Comment rebondir maintenant? Vous donnez l’impression d’être résigné…
A aucun moment je n’ai parlé de résignation. J’ai envie me battre. J’ai peut-être un paquet de défauts, je suis peut-être comme beaucoup le pensent juste un entraîneur de Pro D2 (NDLR : du côté de Dax) absolument pas compétent pour entraîner une équipe du standing de la France, mais se battre je sais ce que cela veut dire et je n’ai pas envie de lâcher… Je ne me fais plus d’illusion. En cas de défaite la semaine prochaine, le bouc-émissaire est tout trouvé. Mais je m’en fous, mon image m’importe peu. Je veux juste que les joueurs relèvent la tête et fassent honneur aux supporters.

Mais votre groupe a-t-il assez de caractère pour se rebeller?
Quand on les prend un par un, j’ai des joueurs talentueux. Peut-être pas aussi talentueux que je veux l’espérer. Mais je pense qu’on a d’abord failli dans l’engagement. Quand on triche sur un terrain, on rate les passes, les placages. La dynamique d’une équipe de rugby n’est jamais évidente à trouver mais je pense qu’ils ont le potentiel pour battre l’Angleterre.

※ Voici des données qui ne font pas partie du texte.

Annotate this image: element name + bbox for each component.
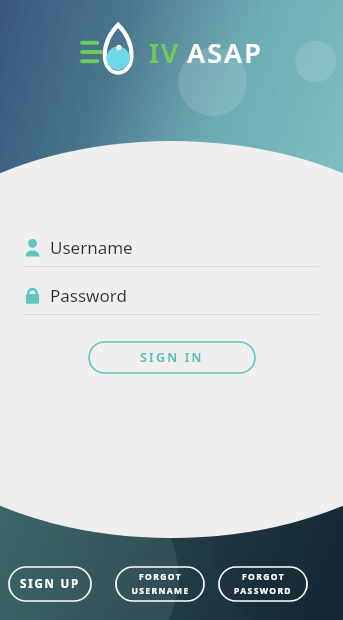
- button[interactable]: SIGN UP: [8, 566, 92, 602]
- button[interactable]: Password: [24, 284, 319, 315]
- button[interactable]: SIGN IN: [88, 341, 256, 374]
- button[interactable]: FORGOT: [115, 566, 205, 602]
- staticText: PASSWORD: [234, 585, 292, 597]
- staticText: SIGN UP: [20, 576, 80, 592]
- staticText: FORGOT: [139, 571, 182, 583]
- staticText: ASAP: [187, 34, 263, 71]
- staticText: Username: [50, 236, 133, 259]
- staticText: Password: [50, 284, 127, 307]
- staticText: USERNAME: [131, 585, 190, 597]
- staticText: IV: [149, 34, 181, 71]
- button[interactable]: FORGOT: [218, 566, 308, 602]
- staticText: FORGOT: [242, 571, 285, 583]
- button[interactable]: Username: [24, 236, 319, 267]
- staticText: SIGN IN: [140, 349, 204, 366]
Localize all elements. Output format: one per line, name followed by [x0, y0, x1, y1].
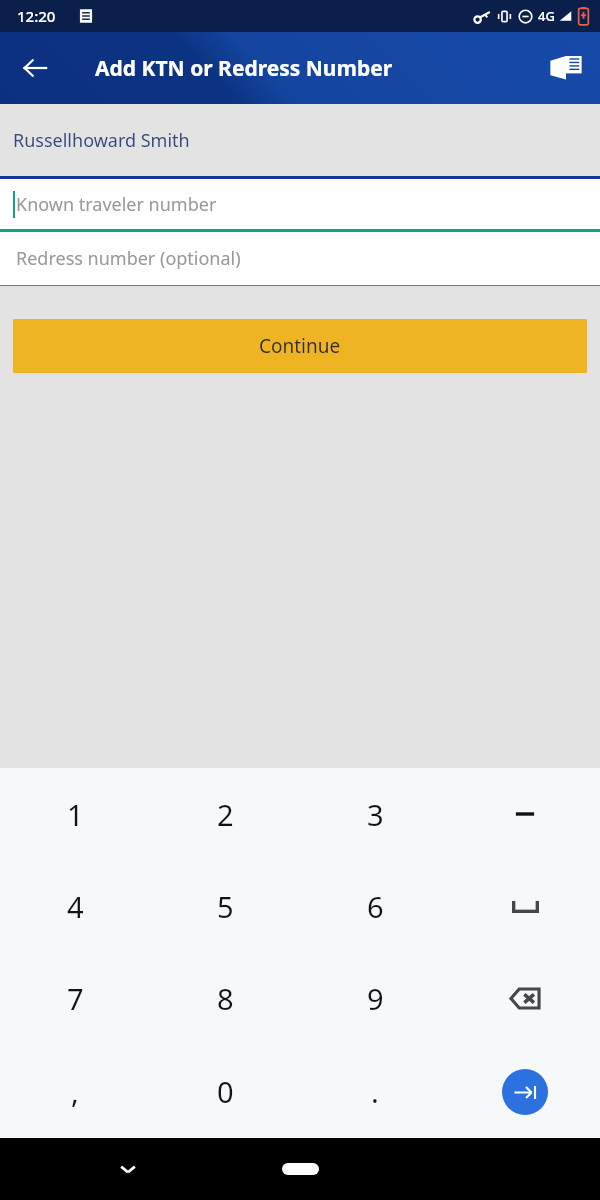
button[interactable]: 4 — [0, 860, 150, 952]
staticText: 12:20 — [17, 6, 56, 26]
staticText: Known traveler number — [16, 192, 217, 217]
staticText: 2 — [217, 795, 234, 834]
button[interactable]: , — [0, 1045, 150, 1138]
button[interactable]: Home — [268, 1147, 332, 1191]
button[interactable]: Passport — [540, 42, 592, 94]
staticText: 6 — [367, 887, 384, 926]
button[interactable]: Known traveler number — [0, 179, 600, 229]
button[interactable]: 7 — [0, 952, 150, 1045]
staticText: Add KTN or Redress Number — [95, 54, 393, 83]
staticText: 9 — [367, 979, 384, 1018]
button[interactable]: Space — [450, 860, 600, 952]
button[interactable]: Continue — [13, 319, 587, 373]
button[interactable]: 8 — [150, 952, 300, 1045]
button[interactable]: 5 — [150, 860, 300, 952]
button[interactable]: 2 — [150, 768, 300, 860]
button[interactable]: Hide keyboard — [106, 1147, 150, 1191]
staticText: , — [71, 1072, 79, 1111]
button[interactable]: 9 — [300, 952, 450, 1045]
staticText: 1 — [67, 795, 84, 834]
staticText: Redress number (optional) — [16, 246, 241, 271]
staticText: 4 — [67, 887, 84, 926]
staticText: 3 — [367, 795, 384, 834]
button[interactable]: Minus — [450, 768, 600, 860]
button[interactable]: 0 — [150, 1045, 300, 1138]
button[interactable]: 1 — [0, 768, 150, 860]
staticText: 4G — [538, 7, 555, 25]
button[interactable]: 6 — [300, 860, 450, 952]
staticText: Russellhoward Smith — [13, 128, 190, 153]
button[interactable]: Backspace — [450, 952, 600, 1045]
staticText: 7 — [67, 979, 84, 1018]
button[interactable]: Back — [11, 44, 59, 92]
staticText: . — [371, 1072, 379, 1111]
staticText: Continue — [259, 333, 341, 359]
button[interactable]: 3 — [300, 768, 450, 860]
staticText: 0 — [217, 1072, 234, 1111]
staticText: 5 — [217, 887, 234, 926]
button[interactable]: . — [300, 1045, 450, 1138]
button[interactable]: Redress number (optional) — [0, 232, 600, 285]
button[interactable]: Enter — [450, 1045, 600, 1138]
staticText: 8 — [217, 979, 234, 1018]
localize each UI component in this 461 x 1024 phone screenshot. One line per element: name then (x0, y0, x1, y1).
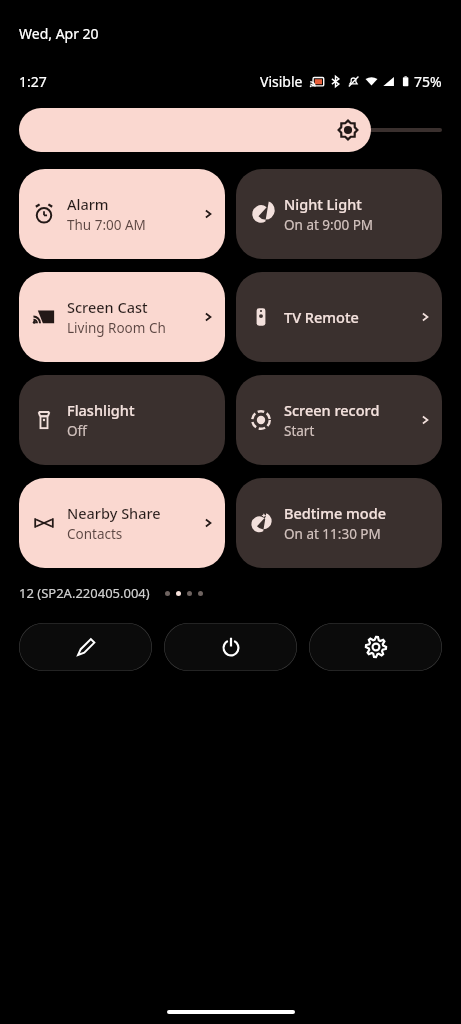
button[interactable]: Edit tiles (19, 623, 152, 671)
staticText: Alarm (67, 194, 109, 214)
staticText: Off (67, 422, 87, 440)
staticText: Thu 7:00 AM (67, 216, 146, 234)
staticText: Wed, Apr 20 (19, 24, 99, 43)
staticText: Visible (260, 72, 303, 91)
staticText: Screen Cast (67, 297, 148, 317)
staticText: 12 (SP2A.220405.004) (19, 584, 150, 602)
button[interactable]: Screen Cast (19, 272, 225, 362)
staticText: Start (284, 422, 315, 440)
button[interactable]: Screen record (236, 375, 442, 465)
button[interactable]: Bedtime mode (236, 478, 442, 568)
button[interactable]: Alarm (19, 169, 225, 259)
staticText: Living Room Ch (67, 319, 166, 337)
staticText: 1:27 (19, 72, 47, 91)
staticText: Night Light (284, 194, 362, 214)
staticText: On at 11:30 PM (284, 525, 381, 543)
button[interactable]: Flashlight (19, 375, 225, 465)
staticText: Bedtime mode (284, 503, 386, 523)
button[interactable]: TV Remote (236, 272, 442, 362)
staticText: TV Remote (284, 307, 359, 327)
button[interactable]: Power (164, 623, 297, 671)
staticText: On at 9:00 PM (284, 216, 374, 234)
staticText: Screen record (284, 400, 380, 420)
staticText: 75% (414, 72, 442, 91)
staticText: Contacts (67, 525, 123, 543)
button[interactable] (19, 108, 442, 152)
staticText: Nearby Share (67, 503, 161, 523)
button[interactable]: Nearby Share (19, 478, 225, 568)
button[interactable]: Night Light (236, 169, 442, 259)
button[interactable]: Settings (309, 623, 442, 671)
staticText: Flashlight (67, 400, 135, 420)
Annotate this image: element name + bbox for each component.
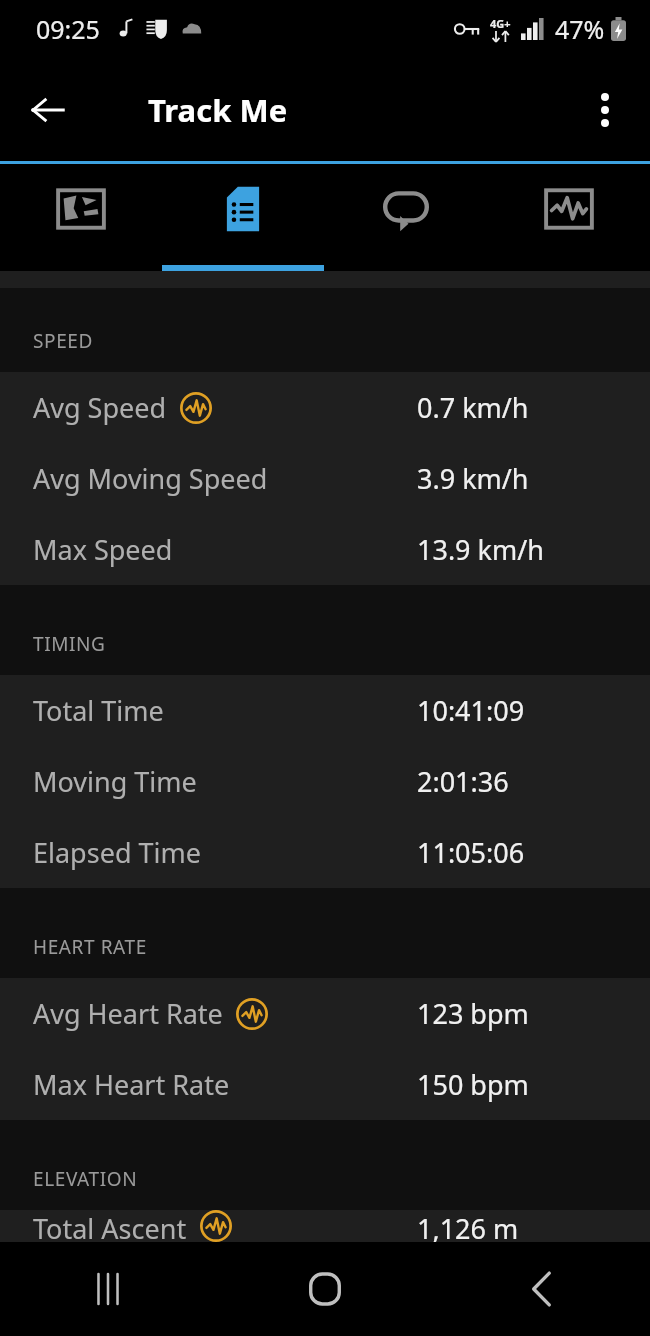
button[interactable]: More options (576, 81, 634, 139)
button[interactable]: Avg Moving Speed (0, 443, 650, 514)
staticText: TIMING (33, 631, 106, 657)
button[interactable]: Home (216, 1242, 433, 1336)
button[interactable]: Chart (487, 164, 650, 271)
staticText: 10:41:09 (417, 692, 525, 729)
staticText: Moving Time (33, 763, 197, 800)
staticText: 2:01:36 (417, 763, 509, 800)
button[interactable]: Back (16, 78, 80, 142)
staticText: ELEVATION (33, 1166, 138, 1192)
button[interactable]: Avg Heart Rate (0, 978, 650, 1049)
button[interactable]: Total Time (0, 675, 650, 746)
staticText: 13.9 km/h (417, 531, 544, 568)
button[interactable]: Stats (162, 164, 324, 271)
staticText: 11:05:06 (417, 834, 525, 871)
button[interactable]: Elapsed Time (0, 817, 650, 888)
staticText: 47% (555, 12, 605, 46)
button[interactable]: Total Ascent (0, 1210, 650, 1242)
staticText: 1,126 m (417, 1210, 519, 1242)
staticText: Elapsed Time (33, 834, 201, 871)
button[interactable]: Back (433, 1242, 650, 1336)
staticText: Total Time (33, 692, 164, 729)
staticText: Track Me (148, 89, 288, 131)
staticText: 123 bpm (417, 995, 529, 1032)
staticText: 0.7 km/h (417, 389, 529, 426)
button[interactable]: Max Speed (0, 514, 650, 585)
button[interactable]: Max Heart Rate (0, 1049, 650, 1120)
staticText: 150 bpm (417, 1066, 529, 1103)
staticText: HEART RATE (33, 934, 147, 960)
staticText: SPEED (33, 328, 93, 354)
staticText: Avg Moving Speed (33, 460, 268, 497)
button[interactable]: Laps (324, 164, 487, 271)
staticText: Total Ascent (33, 1210, 187, 1242)
button[interactable]: Recents (0, 1242, 216, 1336)
staticText: 09:25 (36, 12, 100, 46)
staticText: Max Heart Rate (33, 1066, 230, 1103)
staticText: Avg Speed (33, 389, 167, 426)
staticText: 3.9 km/h (417, 460, 529, 497)
button[interactable]: Moving Time (0, 746, 650, 817)
button[interactable]: Avg Speed (0, 372, 650, 443)
button[interactable]: Map (0, 164, 162, 271)
staticText: Avg Heart Rate (33, 995, 223, 1032)
staticText: 4G+ (490, 16, 511, 31)
staticText: Max Speed (33, 531, 173, 568)
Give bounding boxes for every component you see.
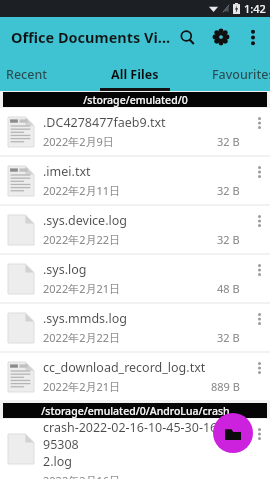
staticText: 32 B [217,134,240,149]
button[interactable]: Item options [248,255,270,302]
staticText: /storage/emulated/0/AndroLua/crash [41,404,230,418]
staticText: .imei.txt [43,163,91,180]
staticText: 2022年2月16日 [43,473,121,479]
button[interactable]: Item options [248,353,270,400]
button[interactable]: All Files [95,57,175,91]
button[interactable]: .DC4278477faeb9.txt [0,108,270,155]
button[interactable]: Settings [204,20,238,54]
button[interactable]: Recent [0,57,78,91]
button[interactable]: .sys.log [0,255,270,302]
staticText: 889 B [211,379,240,394]
staticText: Recent [6,66,48,83]
button[interactable]: .sys.mmds.log [0,304,270,351]
staticText: 2022年2月11日 [43,183,121,198]
staticText: 2022年2月9日 [43,134,114,149]
staticText: crash-2022-02-16-10-45-30-16449795308 2.… [43,419,248,470]
button[interactable]: .imei.txt [0,157,270,204]
staticText: 2022年2月22日 [43,232,121,247]
button[interactable]: cc_download_record_log.txt [0,353,270,400]
button[interactable]: Search [170,20,204,54]
button[interactable]: Item options [248,157,270,204]
staticText: Favourites [212,66,270,83]
button[interactable]: Item options [248,304,270,351]
staticText: cc_download_record_log.txt [43,359,206,376]
staticText: 1:42 [244,1,266,16]
button[interactable]: More options [238,22,268,52]
button[interactable]: Item options [248,206,270,253]
staticText: 2022年2月21日 [43,281,121,296]
staticText: 48 B [217,281,240,296]
staticText: 32 B [217,183,240,198]
button[interactable]: .sys.device.log [0,206,270,253]
staticText: .sys.device.log [43,212,127,229]
button[interactable]: Item options [248,108,270,155]
button[interactable]: Item options [248,419,270,479]
staticText: 2022年2月21日 [43,379,121,394]
staticText: Office Documents Vi... [11,27,171,47]
button[interactable]: /storage/emulated/0 [3,92,267,107]
button[interactable]: /storage/emulated/0/AndroLua/crash [3,403,267,418]
staticText: 2022年2月22日 [43,330,121,345]
staticText: /storage/emulated/0 [83,93,188,107]
staticText: 32 B [217,232,240,247]
button[interactable]: Favourites [192,57,270,91]
staticText: All Files [111,66,159,83]
staticText: 32 B [217,330,240,345]
button[interactable]: crash-2022-02-16-10-45-30-16449795308 2.… [0,419,270,479]
staticText: .DC4278477faeb9.txt [43,114,166,131]
staticText: .sys.mmds.log [43,310,127,327]
staticText: .sys.log [43,261,87,278]
button[interactable]: New folder [213,413,253,453]
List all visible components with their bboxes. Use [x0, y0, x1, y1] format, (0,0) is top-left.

Votre discours va-t-il évoluer cette semaine?
Il va rester le même, mais je risque de leur parler de manière plus virulente. Encore une fois, cette aventure leur appartient. J’ai du respect et de l’estime pour eux et je pense que c’est réciproque. Mais je ne me fais pas d’illusions. On est dans une société où l’image prime. J’ai vu des joueurs avec leur agent après le match plutôt de se rassembler et parler ensemble. Je sais qu’ils ont une carrière et une image à gérer. Malgré tout, je sais que ce sont des bons mecs quand je les prends un par un.

«Ma femme m’a fait la gueule»

Vous sentez-vous trahi?
Il faut arrêter. Ce n’est que du rugby. D’autres équipes de France ont déjà fait des matchs pourris. Ils se trahissent eux d’abord.

On vous sent aussi déçu par ce qui s’est passé dans la soirée que par la défaite?
Oui, il y a de cela. A la fin du match, j’ai sorti trois packs de bière, j’ai dit aux joueurs qu’on se lâchait et qu’on était qualifié. Oui, c’est une forme de déception que de ne pas savoir se dire les choses. Ma femme m’a fait la gueule parce que je ne suis pas aller dormir avec elle. Je lui ai dit qu’on avait toute la vie pour dormir ensemble et que je ne vivrais qu’une Coupe du monde.

Pourquoi ne pas avoir provoqué cette réunion vous-même?
J’ai été pris de cours. J’avais des obligations médiatiques avec TF1, Eurosport et je ne sais plus qui. Quand je suis revenu dans les vestiaires, il n’y avait plus personne. Certains étaient déjà à l’hôtel, d’autres étaient partis. Ils avaient envie de retrouver leur épouse plutôt que laver leur linge sale en famille… On me dit parfois que je bride trop mes joueurs, d’autres fois que je ne suis pas assez père fouettard. On me compare aussi à Raymond Domenech. Sachez que j’ai le plus grand respect pour Raymond Domenech. Il s'est battu. Il a certainement sa part de responsabilité, j'ai la mienne. Mes joueurs se sont gaussés des footballeurs mais quelque part on n’est pas descendu du bus samedi.